- Born: Anne Deirdre Gregg 11 February 1940 Belfast, Northern Ireland
- Died: 5 September 2006 (aged 66) London
- Occupation(s): Television presenter, travel writer

= Anne Gregg =

Travel writer and TV presenter

Anne Deirdre Gregg (11 February 1940 – 5 September 2006) was a travel writer and TV presenter from Northern Ireland. She is perhaps best known for presenting the BBC's travel programme Holiday throughout the 1980s. She was one of the first people from Northern Ireland to become a national British television personality.

==Early life==
Gregg was born in Belfast. Her father, Kenneth, was a civil servant who worked for the Ordnance Survey; her mother, Nan, was a dressmaker. A great uncle, R. H. McCandless, was an actor. She had one brother, Ken.

Gregg was educated at Strathearn Grammar School for Girls in Belfast. After leaving school, she worked for a short time as a bookkeeper in the Ministry of Finance, but quickly left to pursue a television career.

==Career==
Gregg joined Ulster Television at the age of 19 in 1959, starting as an announcer and later becoming a local news reporter and presenter of Roundabout. She was reputed to be the youngest current affairs presenter in the United Kingdom. She moved to England in 1963, where she worked at an advertising agency before moving to Anglia Television, in Norwich, to present a current affairs programme. She moved to London to work for the BBC, first as a continuity announcer, and later becoming a news reader on national television.

She changed to print journalism in 1966, working as a features editor and later deputy editor on the Good Housekeeping magazine. She was editor of Woman's Journal from 1978 to 1980.

Gregg returned to television broadcasting in 1980, as a presenter on the Holiday programme from 1980 to 1991. She was its main studio presenter from 1990 to 1991, attracting a weekly audience of 12 million. With a warm, personable manner, described by The Guardian as "unstuffy directness and warmth combined with an impish sense of fun", she was popular with viewers.

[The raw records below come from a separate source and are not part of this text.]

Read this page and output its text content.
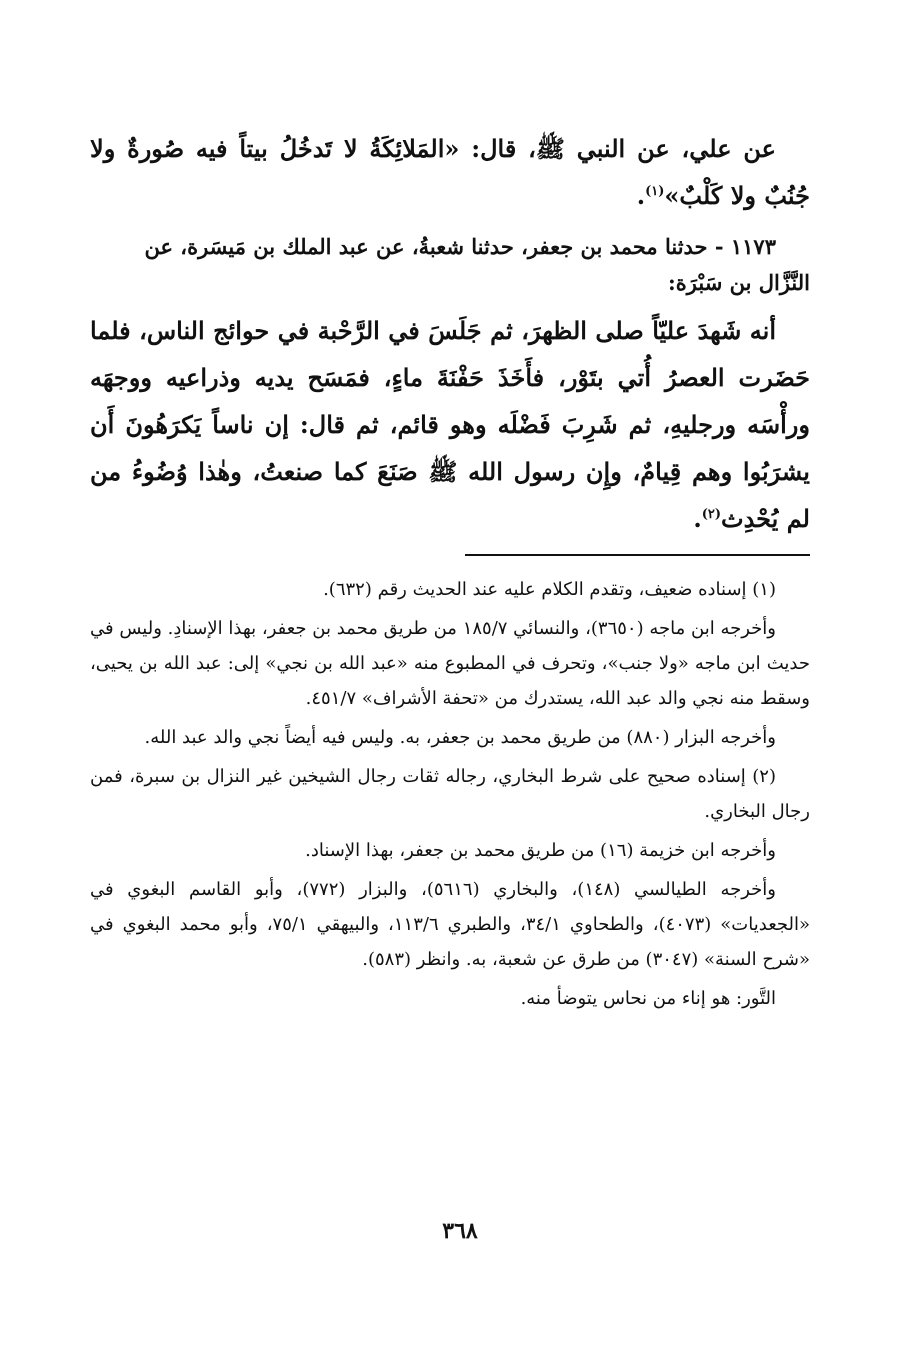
عن علي، عن النبي ﷺ، قال: «المَلائِكَةُ لا تَدخُلُ بيتاً فيه صُورةٌ ولا جُنُبٌ ولا كَلْبٌ»$^{(١)}$.

١١٧٣ - حدثنا محمد بن جعفر، حدثنا شعبةُ، عن عبد الملك بن مَيسَرة، عن النَّزَّال بن سَبْرَة:

أنه شَهدَ عليّاً صلى الظهرَ، ثم جَلَسَ في الرَّحْبة في حوائج الناس، فلما حَضَرت العصرُ أُتي بتَوْر، فأَخَذَ حَفْنَةَ ماءٍ، فمَسَح يديه وذراعيه ووجهَه ورأْسَه ورجليهِ، ثم شَرِبَ فَضْلَه وهو قائم، ثم قال: إن ناساً يَكرَهُونَ أَن يشرَبُوا وهم قِيامٌ، وإِن رسول الله ﷺ صَنَعَ كما صنعتُ، وهٰذا وُضُوءُ من لم يُحْدِث$^{(٢)}$.

(١) إسناده ضعيف، وتقدم الكلام عليه عند الحديث رقم (٦٣٢).

وأخرجه ابن ماجه (٣٦٥٠)، والنسائي ١٨٥/٧ من طريق محمد بن جعفر، بهذا الإسنادِ. وليس في حديث ابن ماجه «ولا جنب»، وتحرف في المطبوع منه «عبد الله بن نجي» إلى: عبد الله بن يحيى، وسقط منه نجي والد عبد الله، يستدرك من «تحفة الأشراف» ٤٥١/٧.

وأخرجه البزار (٨٨٠) من طريق محمد بن جعفر، به. وليس فيه أيضاً نجي والد عبد الله.

(٢) إسناده صحيح على شرط البخاري، رجاله ثقات رجال الشيخين غير النزال بن سبرة، فمن رجال البخاري.

وأخرجه ابن خزيمة (١٦) من طريق محمد بن جعفر، بهذا الإسناد.

وأخرجه الطيالسي (١٤٨)، والبخاري (٥٦١٦)، والبزار (٧٧٢)، وأبو القاسم البغوي في «الجعديات» (٤٠٧٣)، والطحاوي ٣٤/١، والطبري ١١٣/٦، والبيهقي ٧٥/١، وأبو محمد البغوي في «شرح السنة» (٣٠٤٧) من طرق عن شعبة، به. وانظر (٥٨٣).

التَّور: هو إناء من نحاس يتوضأ منه.

٣٦٨
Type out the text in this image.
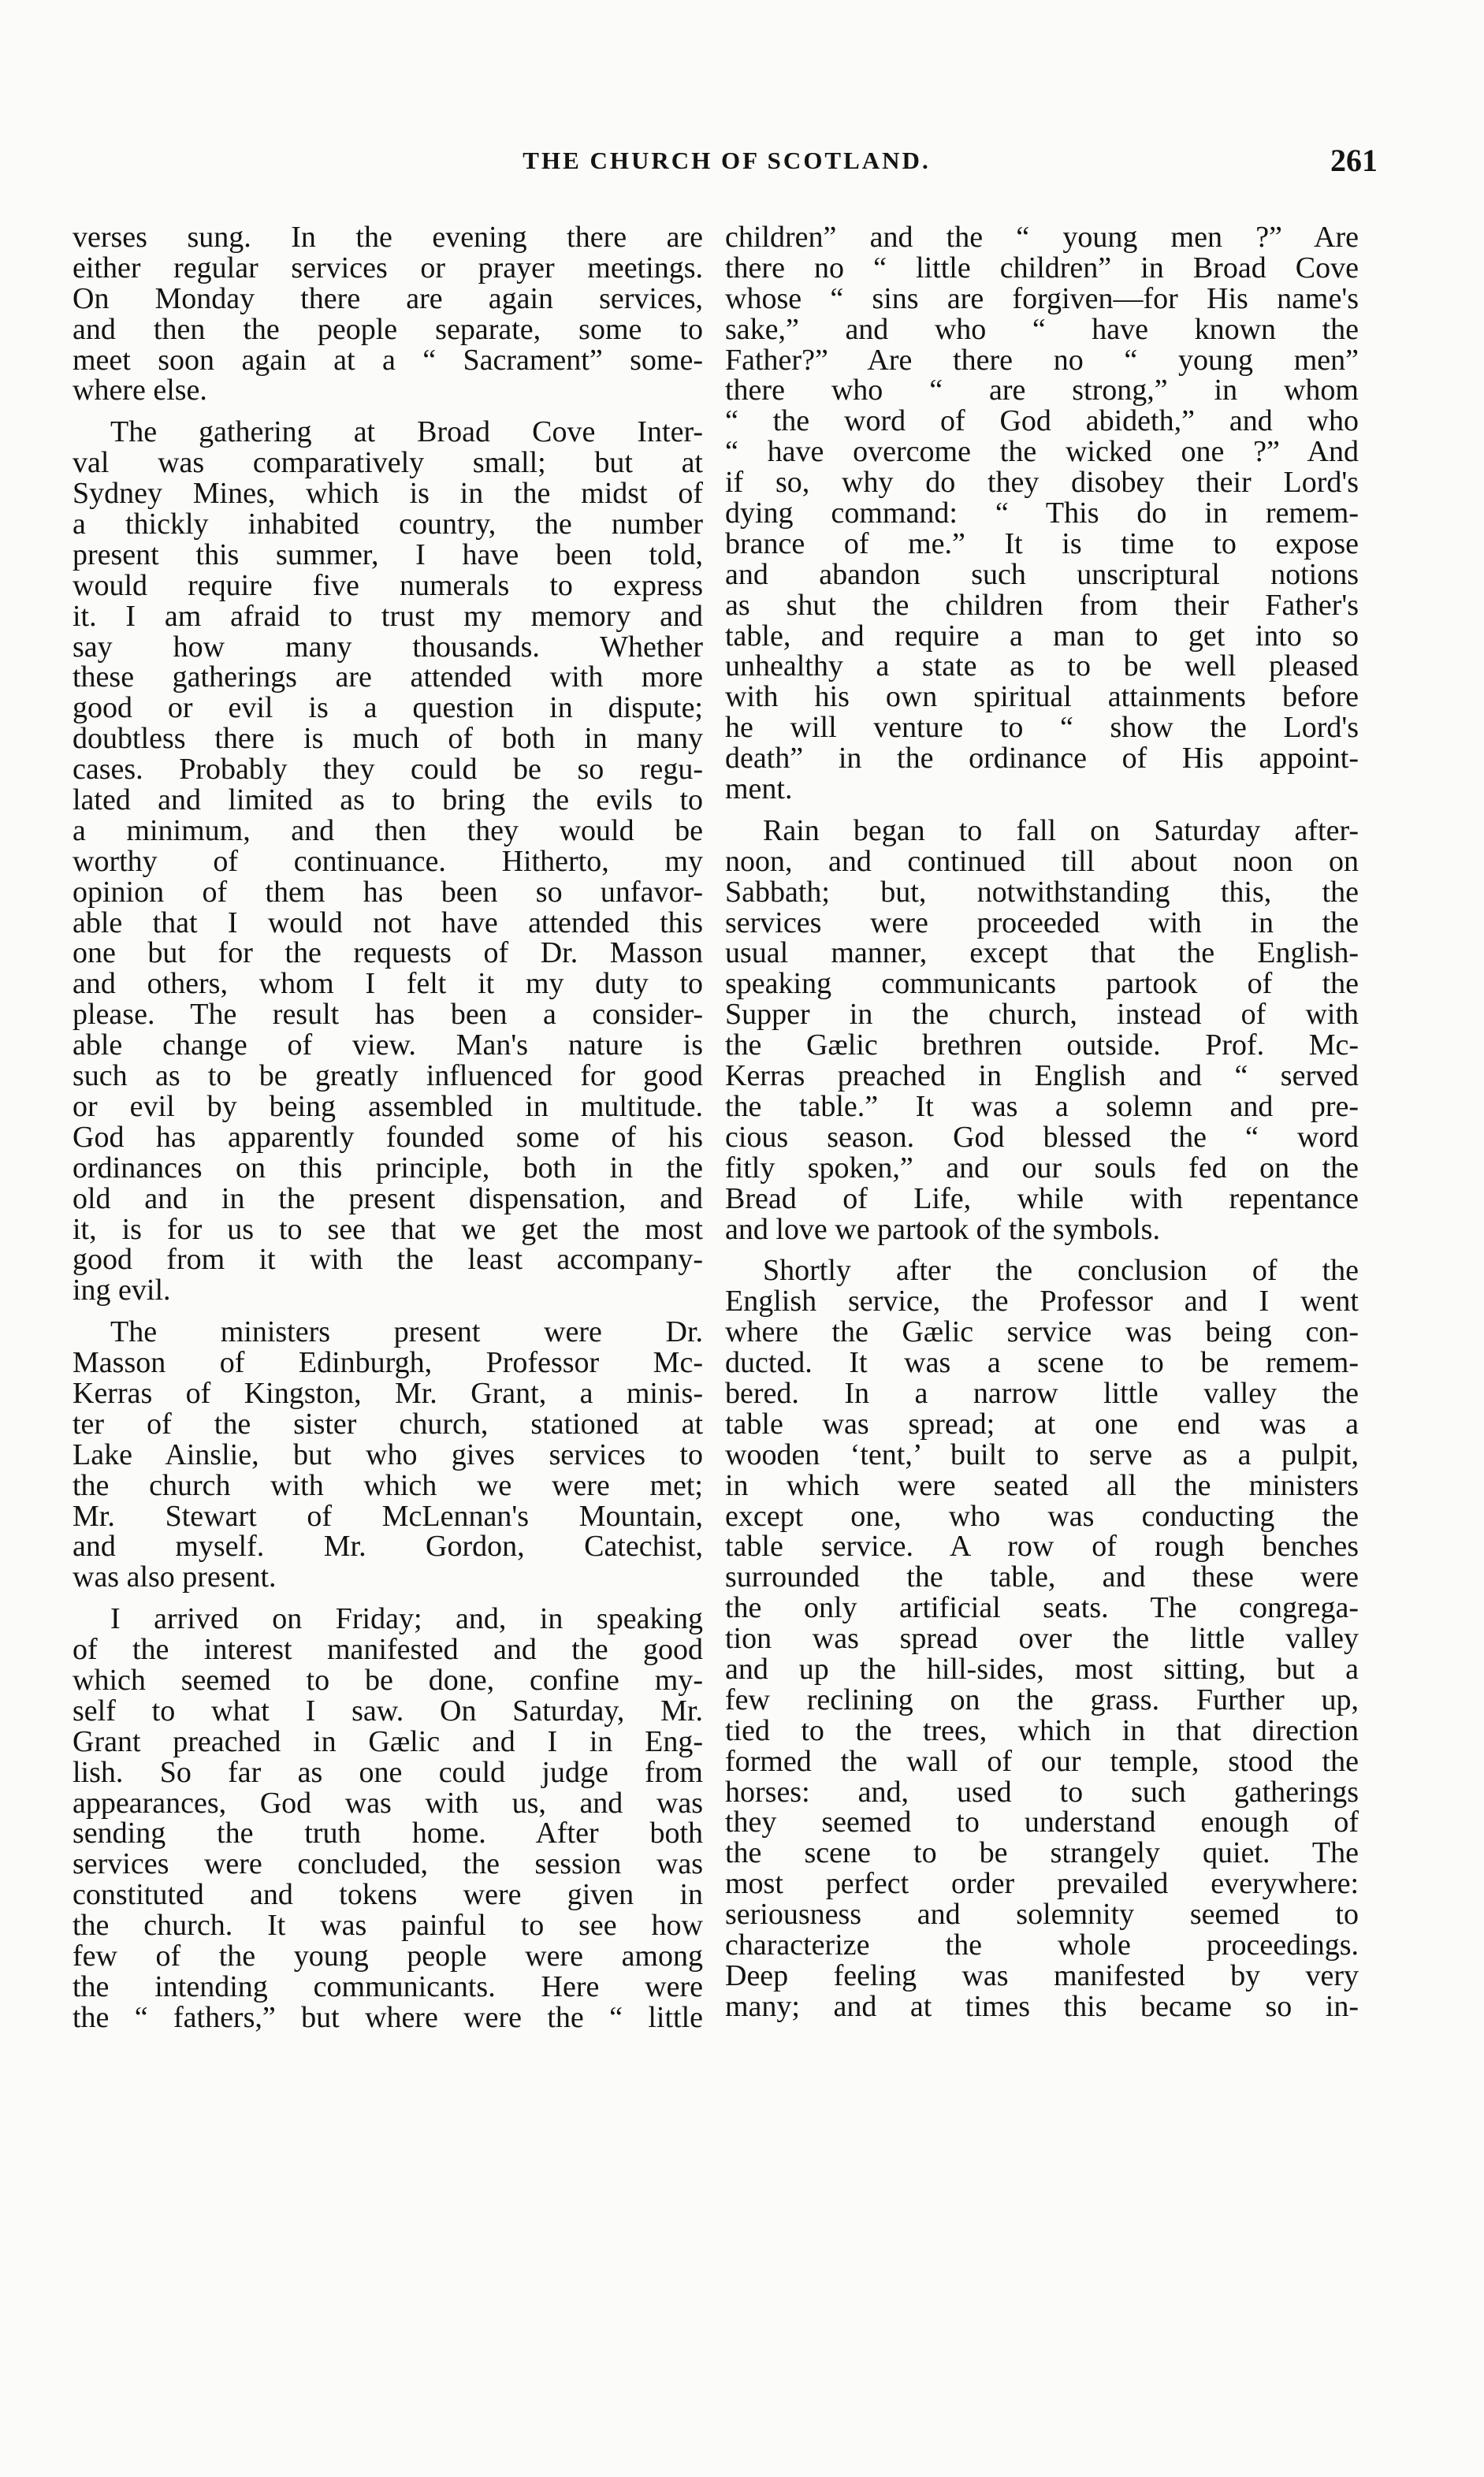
THE CHURCH OF SCOTLAND.	261
verses sung. In the evening there are
either regular services or prayer meetings.
On Monday there are again services,
and then the people separate, some to
meet soon again at a “ Sacrament” some-
where else.
The gathering at Broad Cove Inter-
val was comparatively small; but at
Sydney Mines, which is in the midst of
a thickly inhabited country, the number
present this summer, I have been told,
would require five numerals to express
it. I am afraid to trust my memory and
say how many thousands. Whether
these gatherings are attended with more
good or evil is a question in dispute;
doubtless there is much of both in many
cases. Probably they could be so regu-
lated and limited as to bring the evils to
a minimum, and then they would be
worthy of continuance. Hitherto, my
opinion of them has been so unfavor-
able that I would not have attended this
one but for the requests of Dr. Masson
and others, whom I felt it my duty to
please. The result has been a consider-
able change of view. Man's nature is
such as to be greatly influenced for good
or evil by being assembled in multitude.
God has apparently founded some of his
ordinances on this principle, both in the
old and in the present dispensation, and
it, is for us to see that we get the most
good from it with the least accompany-
ing evil.
The ministers present were Dr.
Masson of Edinburgh, Professor Mc-
Kerras of Kingston, Mr. Grant, a minis-
ter of the sister church, stationed at
Lake Ainslie, but who gives services to
the church with which we were met;
Mr. Stewart of McLennan's Mountain,
and myself. Mr. Gordon, Catechist,
was also present.
I arrived on Friday; and, in speaking
of the interest manifested and the good
which seemed to be done, confine my-
self to what I saw. On Saturday, Mr.
Grant preached in Gælic and I in Eng-
lish. So far as one could judge from
appearances, God was with us, and was
sending the truth home. After both
services were concluded, the session was
constituted and tokens were given in
the church. It was painful to see how
few of the young people were among
the intending communicants. Here were
the “ fathers,” but where were the “ little
children” and the “ young men ?” Are
there no “ little children” in Broad Cove
whose “ sins are forgiven—for His name's
sake,” and who “ have known the
Father?” Are there no “ young men”
there who “ are strong,” in whom
“ the word of God abideth,” and who
“ have overcome the wicked one ?” And
if so, why do they disobey their Lord's
dying command: “ This do in remem-
brance of me.” It is time to expose
and abandon such unscriptural notions
as shut the children from their Father's
table, and require a man to get into so
unhealthy a state as to be well pleased
with his own spiritual attainments before
he will venture to “ show the Lord's
death” in the ordinance of His appoint-
ment.
Rain began to fall on Saturday after-
noon, and continued till about noon on
Sabbath; but, notwithstanding this, the
services were proceeded with in the
usual manner, except that the English-
speaking communicants partook of the
Supper in the church, instead of with
the Gælic brethren outside. Prof. Mc-
Kerras preached in English and “ served
the table.” It was a solemn and pre-
cious season. God blessed the “ word
fitly spoken,” and our souls fed on the
Bread of Life, while with repentance
and love we partook of the symbols.
Shortly after the conclusion of the
English service, the Professor and I went
where the Gælic service was being con-
ducted. It was a scene to be remem-
bered. In a narrow little valley the
table was spread; at one end was a
wooden ‘tent,’ built to serve as a pulpit,
in which were seated all the ministers
except one, who was conducting the
table service. A row of rough benches
surrounded the table, and these were
the only artificial seats. The congrega-
tion was spread over the little valley
and up the hill-sides, most sitting, but a
few reclining on the grass. Further up,
tied to the trees, which in that direction
formed the wall of our temple, stood the
horses: and, used to such gatherings
they seemed to understand enough of
the scene to be strangely quiet. The
most perfect order prevailed everywhere:
seriousness and solemnity seemed to
characterize the whole proceedings.
Deep feeling was manifested by very
many; and at times this became so in-
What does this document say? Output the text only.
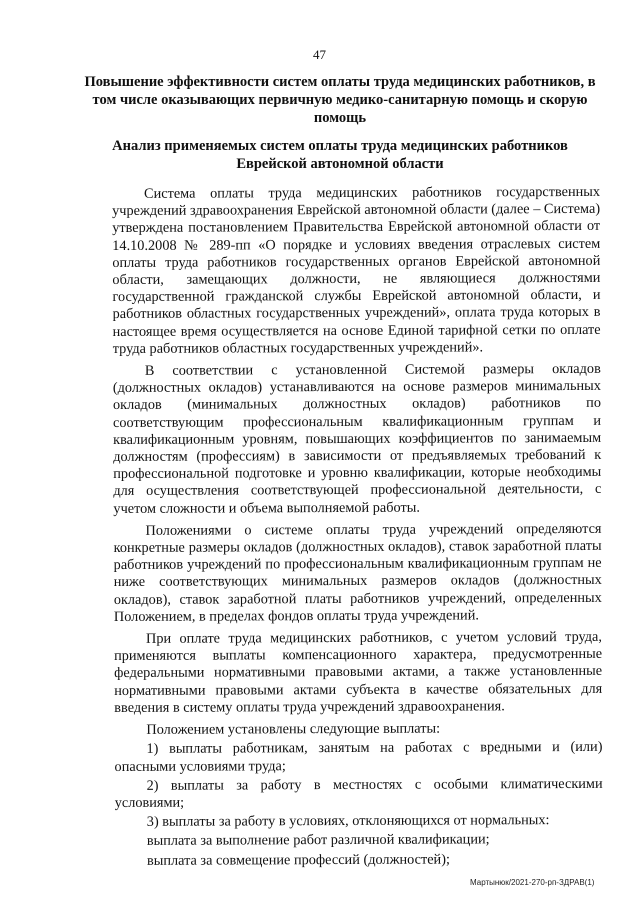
47
Повышение эффективности систем оплаты труда медицинских работников, в том числе оказывающих первичную медико-санитарную помощь и скорую помощь
Анализ применяемых систем оплаты труда медицинских работников Еврейской автономной области

Система оплаты труда медицинских работников государственных учреждений здравоохранения Еврейской автономной области (далее – Система) утверждена постановлением Правительства Еврейской автономной области от 14.10.2008 № 289-пп «О порядке и условиях введения отраслевых систем оплаты труда работников государственных органов Еврейской автономной области, замещающих должности, не являющиеся должностями государственной гражданской службы Еврейской автономной области, и работников областных государственных учреждений», оплата труда которых в настоящее время осуществляется на основе Единой тарифной сетки по оплате труда работников областных государственных учреждений».

В соответствии с установленной Системой размеры окладов (должностных окладов) устанавливаются на основе размеров минимальных окладов (минимальных должностных окладов) работников по соответствующим профессиональным квалификационным группам и квалификационным уровням, повышающих коэффициентов по занимаемым должностям (профессиям) в зависимости от предъявляемых требований к профессиональной подготовке и уровню квалификации, которые необходимы для осуществления соответствующей профессиональной деятельности, с учетом сложности и объема выполняемой работы.

Положениями о системе оплаты труда учреждений определяются конкретные размеры окладов (должностных окладов), ставок заработной платы работников учреждений по профессиональным квалификационным группам не ниже соответствующих минимальных размеров окладов (должностных окладов), ставок заработной платы работников учреждений, определенных Положением, в пределах фондов оплаты труда учреждений.

При оплате труда медицинских работников, с учетом условий труда, применяются выплаты компенсационного характера, предусмотренные федеральными нормативными правовыми актами, а также установленные нормативными правовыми актами субъекта в качестве обязательных для введения в систему оплаты труда учреждений здравоохранения.

Положением установлены следующие выплаты:

1) выплаты работникам, занятым на работах с вредными и (или) опасными условиями труда;

2) выплаты за работу в местностях с особыми климатическими условиями;

3) выплаты за работу в условиях, отклоняющихся от нормальных:

выплата за выполнение работ различной квалификации;

выплата за совмещение профессий (должностей);

Мартынюк/2021-270-рп-ЗДРАВ(1)
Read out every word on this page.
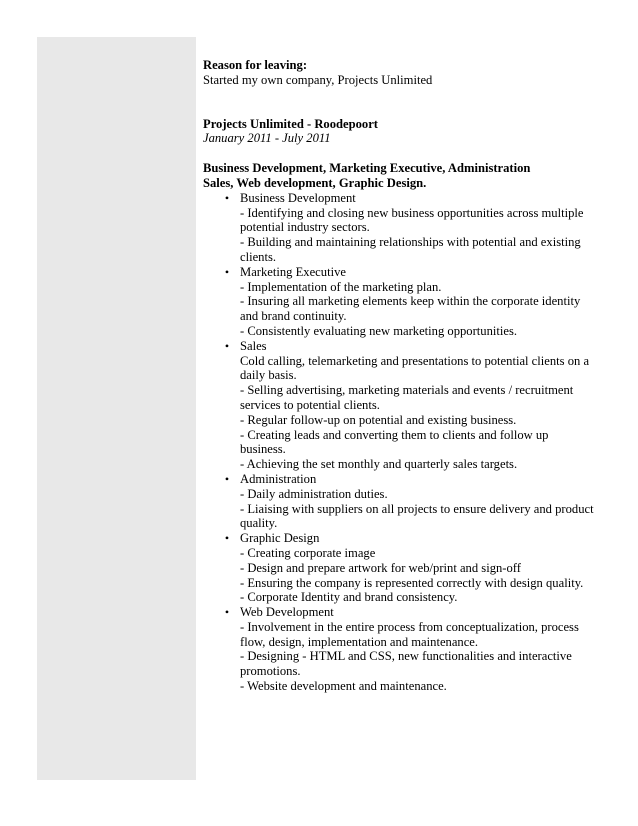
Reason for leaving:
Started my own company, Projects Unlimited
Projects Unlimited - Roodepoort
January 2011 - July 2011
Business Development, Marketing Executive, Administration
Sales, Web development, Graphic Design.
• Business Development
- Identifying and closing new business opportunities across multiple potential industry sectors.
- Building and maintaining relationships with potential and existing clients.
• Marketing Executive
- Implementation of the marketing plan.
- Insuring all marketing elements keep within the corporate identity and brand continuity.
- Consistently evaluating new marketing opportunities.
• Sales
Cold calling, telemarketing and presentations to potential clients on a daily basis.
- Selling advertising, marketing materials and events / recruitment services to potential clients.
- Regular follow-up on potential and existing business.
- Creating leads and converting them to clients and follow up business.
- Achieving the set monthly and quarterly sales targets.
• Administration
- Daily administration duties.
- Liaising with suppliers on all projects to ensure delivery and product quality.
• Graphic Design
- Creating corporate image
- Design and prepare artwork for web/print and sign-off
- Ensuring the company is represented correctly with design quality.
- Corporate Identity and brand consistency.
• Web Development
- Involvement in the entire process from conceptualization, process flow, design, implementation and maintenance.
- Designing - HTML and CSS, new functionalities and interactive promotions.
- Website development and maintenance.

She was counted as "thinking man's crumpet", alongside Joan Bakewell, Joanna Lumley and Felicity Kendal. However, in 1991, she was replaced as the main presenter of Holiday with Anneka Rice (Rice was herself replaced one year later by Jill Dando). Rather than face demotion, Gregg resigned. The Daily Mail reported that she had been dismissed, and perceptions that she had been rejected for being too old at 51 (Rice was 17½ years younger) led to hundreds of viewers writing in to protest, pushing the issue of her departure to seventh on the BBC's list of viewer complaints, between complaints about bad language (sixth) and about a series of programmes on homosexuality on BBC2 (eighth). Gregg, however, rejected allegations of ageism, pointing to successful older women at the BBC, such as Esther Rantzen and Sue Lawley.

In retrospect, Gregg was glad to have been given a chance to explore other interests. She continued as a television presenter. She co-presented coverage of the Chelsea Flower Show for BBC Two from 1991 to 1994; presented a ten-part series on BBC Northern Ireland, Places Apart in 1996–1997; and appeared as a guest on Call My Bluff and Countdown. She presented two programmes that mixed travel with religion, Annie Across America on religion in the United States, in 1992 and Package Pilgrims in 1993; and also Folio, an arts programme produced by Anglia.

Gregg also continued with the freelance interests that she had pursued while presenting Holiday. She produced videos for English Heritage; she wrote in newspapers and magazines; and she appeared on radio programmes. In 1997, she presented one series of Breakaway on BBC Radio 4.

For many years, she produced magazines for the French Tourist Office in London with business partner Ken Wright. In 2003, she was awarded the Médaille d'Or du Tourisme. She wrote several books, including The Perfect Holiday (1989), Dalton's Directory of British Holidays (1993), a series of Heritage Guides to Great Britain (1995), and Tarragon and Truffles (2006).

==Personal life==
Gregg lived in London, but also kept a house in Provence. She never married. She died in 2006 of cancer, aged 66.